Theology and catechesis have different purposes, even as both are valid and both are needed.
Catechesis, in essence, is an effort to teach the fundamentals of the faith. Indeed, in its original Greek, catechesis means “echoing”. Thus catechesis is not so much an effort to understand the faith as it is to simply “echo” it, namely, to transmit it as clearly as possible. A catechist then is not trying to prove the foundations of the faith, although he or she may be trying to give a certain apologetics or rationale for it. Catechesis does not search for intellectual difficulties or seeming contradictions in the doctrines it teaches, its intent is rather to teach those truths and dogmas to those for whom they are still relatively new. And its audience is precisely those for whom its truths are still relatively new, namely, the neophyte, the religious novice.
Catechesis is therefore, by definition, an essentially conservative endeavor. Its aim is not so much to stretch minds to new places as it is to teach the basics, to impart principles that help hold minds together. Catechesis tries to build a foundation inside of person, not stretch that foundation.
Theology, on the other hand, does not simply try to echo the faith, it seeks to understand it and articulate it in a language that makes it palatable to a questioning and critical mind. For more than 900 years, for the most part, Christianity has accepted St. Anselm’s definition of theology as “faith seeking understanding”. If Anselm is right, then the task of theology is to critically examine the Christian faith, both in terms of what faith itself is and in terms of what is contained in our Christian dogmas, so as to produce a vision of both faith and dogma that can handle all the questions that can be thrown at them both from inside the church and from outside skeptics.

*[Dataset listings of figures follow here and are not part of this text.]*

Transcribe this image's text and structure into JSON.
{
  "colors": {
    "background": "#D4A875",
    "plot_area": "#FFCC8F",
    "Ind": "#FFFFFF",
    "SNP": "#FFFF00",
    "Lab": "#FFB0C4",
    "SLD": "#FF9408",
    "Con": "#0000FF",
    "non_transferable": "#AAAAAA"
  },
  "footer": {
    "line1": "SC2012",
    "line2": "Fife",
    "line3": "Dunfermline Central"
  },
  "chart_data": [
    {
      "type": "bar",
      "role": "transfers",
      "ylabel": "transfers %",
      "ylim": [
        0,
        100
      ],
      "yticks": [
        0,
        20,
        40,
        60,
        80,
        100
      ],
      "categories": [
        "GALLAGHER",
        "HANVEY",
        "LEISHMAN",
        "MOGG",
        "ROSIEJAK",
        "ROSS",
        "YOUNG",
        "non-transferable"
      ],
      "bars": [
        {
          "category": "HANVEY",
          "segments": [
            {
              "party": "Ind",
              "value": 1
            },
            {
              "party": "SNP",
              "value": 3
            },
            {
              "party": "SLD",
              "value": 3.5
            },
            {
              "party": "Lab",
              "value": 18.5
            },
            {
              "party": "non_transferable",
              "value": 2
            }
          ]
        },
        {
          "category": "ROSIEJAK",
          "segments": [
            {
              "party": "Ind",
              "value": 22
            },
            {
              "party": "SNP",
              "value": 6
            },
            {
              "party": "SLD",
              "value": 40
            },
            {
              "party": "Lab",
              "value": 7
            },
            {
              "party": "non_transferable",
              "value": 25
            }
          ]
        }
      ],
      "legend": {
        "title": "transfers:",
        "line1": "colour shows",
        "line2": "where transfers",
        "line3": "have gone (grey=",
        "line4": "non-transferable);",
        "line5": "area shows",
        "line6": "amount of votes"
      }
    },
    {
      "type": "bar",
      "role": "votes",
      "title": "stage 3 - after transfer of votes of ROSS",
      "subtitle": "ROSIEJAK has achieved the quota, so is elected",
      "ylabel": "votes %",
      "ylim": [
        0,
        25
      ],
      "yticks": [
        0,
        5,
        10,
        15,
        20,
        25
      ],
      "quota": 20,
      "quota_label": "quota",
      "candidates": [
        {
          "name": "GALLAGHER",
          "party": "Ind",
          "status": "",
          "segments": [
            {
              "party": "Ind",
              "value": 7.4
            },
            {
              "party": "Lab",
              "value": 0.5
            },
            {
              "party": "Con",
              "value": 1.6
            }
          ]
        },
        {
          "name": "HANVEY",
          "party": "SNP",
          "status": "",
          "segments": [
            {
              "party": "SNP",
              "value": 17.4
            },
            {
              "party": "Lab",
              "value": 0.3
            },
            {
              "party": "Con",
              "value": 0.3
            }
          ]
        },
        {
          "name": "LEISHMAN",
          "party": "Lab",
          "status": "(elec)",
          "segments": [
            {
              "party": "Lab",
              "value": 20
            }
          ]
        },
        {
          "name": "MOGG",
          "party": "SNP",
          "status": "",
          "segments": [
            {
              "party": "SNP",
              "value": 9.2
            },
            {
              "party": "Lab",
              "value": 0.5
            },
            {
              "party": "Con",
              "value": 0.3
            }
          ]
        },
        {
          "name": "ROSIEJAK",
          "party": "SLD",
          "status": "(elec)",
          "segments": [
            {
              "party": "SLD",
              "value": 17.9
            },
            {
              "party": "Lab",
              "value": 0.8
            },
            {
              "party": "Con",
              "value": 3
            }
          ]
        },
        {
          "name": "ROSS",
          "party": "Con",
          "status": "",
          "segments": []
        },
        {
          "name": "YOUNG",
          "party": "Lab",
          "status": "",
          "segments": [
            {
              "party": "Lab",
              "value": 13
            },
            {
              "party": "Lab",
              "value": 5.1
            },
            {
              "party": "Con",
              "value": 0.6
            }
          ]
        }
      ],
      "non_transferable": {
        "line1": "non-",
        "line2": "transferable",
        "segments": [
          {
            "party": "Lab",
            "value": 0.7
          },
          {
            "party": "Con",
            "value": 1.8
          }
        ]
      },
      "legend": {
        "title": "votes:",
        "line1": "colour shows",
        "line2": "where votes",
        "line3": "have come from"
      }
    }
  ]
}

Hence, the audience for theology differs from the audience for catechesis. Theology has three, ideal, audiences: church-goers who are already catechized and are seeking a deeper intellectual grasp of their faith, the academy of learning (universities, colleges, the arts, intellectual centers) where faith and dogma are often questioned, and the culture and world as a whole where Christianity has to justify itself and justify itself intellectually.
Theology therefore is an essentially liberal endeavor. Why? We say theology is liberal for the same reason that we never speak of a “Conservative Arts College”. That would be an oxymoron. Institutions of higher learning, universities, schools of art, and the like are, as Cardinal Newman classically articulated in his book on education, The Idea of a University, by definition, liberal, namely, they are intended to stretch people, to make them deal with difficult and critical questions, to bring them to a level of maturity within their discipline (faith and dogma, in this case) so as to leave them unafraid to face whatever issues arise, and to help them to be leaders in their field. Catechesis seeks to produce an orthodox disciple; theology seeks to produce an informed leader.

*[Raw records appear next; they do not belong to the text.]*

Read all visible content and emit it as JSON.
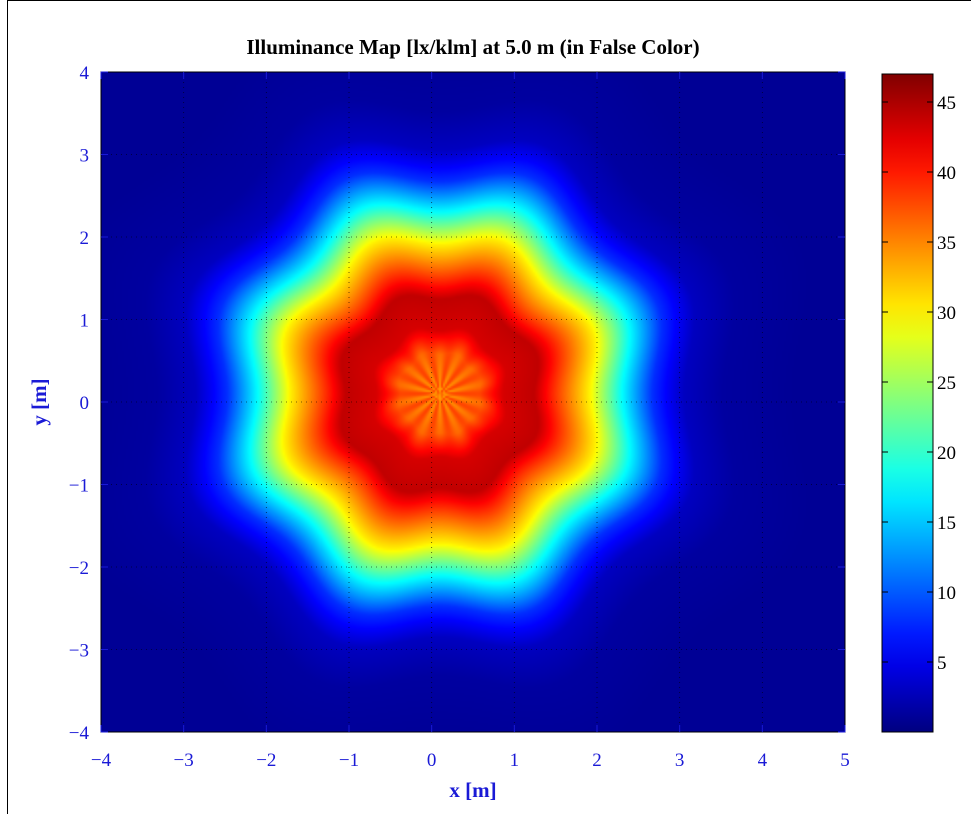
{
  "chart_data": {
    "type": "heatmap",
    "title": "Illuminance Map [lx/klm] at 5.0 m (in False Color)",
    "xlabel": "x [m]",
    "ylabel": "y [m]",
    "xlim": [
      -4,
      5
    ],
    "ylim": [
      -4,
      4
    ],
    "x_ticks": [
      "−4",
      "−3",
      "−2",
      "−1",
      "0",
      "1",
      "2",
      "3",
      "4",
      "5"
    ],
    "y_ticks": [
      "4",
      "3",
      "2",
      "1",
      "0",
      "−1",
      "−2",
      "−3",
      "−4"
    ],
    "x_tick_values": [
      -4,
      -3,
      -2,
      -1,
      0,
      1,
      2,
      3,
      4,
      5
    ],
    "y_tick_values": [
      4,
      3,
      2,
      1,
      0,
      -1,
      -2,
      -3,
      -4
    ],
    "grid": true,
    "colormap": "jet",
    "colorbar": {
      "range": [
        0,
        47
      ],
      "ticks": [
        "5",
        "10",
        "15",
        "20",
        "25",
        "30",
        "35",
        "40",
        "45"
      ],
      "tick_values": [
        5,
        10,
        15,
        20,
        25,
        30,
        35,
        40,
        45
      ]
    },
    "peak": {
      "x": 0.1,
      "y": 0.1,
      "value": 44
    },
    "center_value": 36,
    "radial_profile": [
      {
        "r": 0.0,
        "value": 36
      },
      {
        "r": 0.5,
        "value": 37
      },
      {
        "r": 0.8,
        "value": 43
      },
      {
        "r": 1.2,
        "value": 44
      },
      {
        "r": 1.5,
        "value": 38
      },
      {
        "r": 1.9,
        "value": 30
      },
      {
        "r": 2.3,
        "value": 18
      },
      {
        "r": 2.7,
        "value": 8
      },
      {
        "r": 3.1,
        "value": 3
      },
      {
        "r": 3.6,
        "value": 1.5
      },
      {
        "r": 4.5,
        "value": 1
      }
    ]
  },
  "colors": {
    "axis_text": "#1a1ad6",
    "background_low": "#2a14c2"
  }
}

The church needs both. It needs to emphasize both catechesis and theology, focusing both on those who need to learn the essentials of their faith and on those who are trying to make intellectual sense of their faith. There is, admittedly, an innate tension between the two. The pew invariably feels that theologians are too liberal; while theologians tend to look wearily at the pew, concerned that the hard questions are not being addressed. However it should never be a question of either/or; but always both/and. The church needs people who are solidly catechized, who know clearly the essentials of their faith, even as it needs people who have tried to articulate that faith at a more critical level and have stared without fear or denial into the fierce storm of intellectual objections to, ecclesial angers at, and every kind of protest against the faith.
Orthodoxy is important, but it’s meant to be as much a trampoline from which to spring as it’s meant to be a container that holds you. For example, the word “seminary” comes from the Latin, seminarium, meaning a “greenhouse”. A greenhouse isn’t a place to grow an oak tree. It’s a place to put young, tender, seedling plants that need protection from the harsher outdoor climate. It’s a place to protect a young plant or to grow a very tender plant, but it isn’t a place to grow huge tree.
The relationship between catechesis and theology might be characterized in the same way. Catechesis is the seminary, a necessary place to start and protect young and overly-tender plants, whereas theology is a less-protected place where you ultimately grow the oak tree.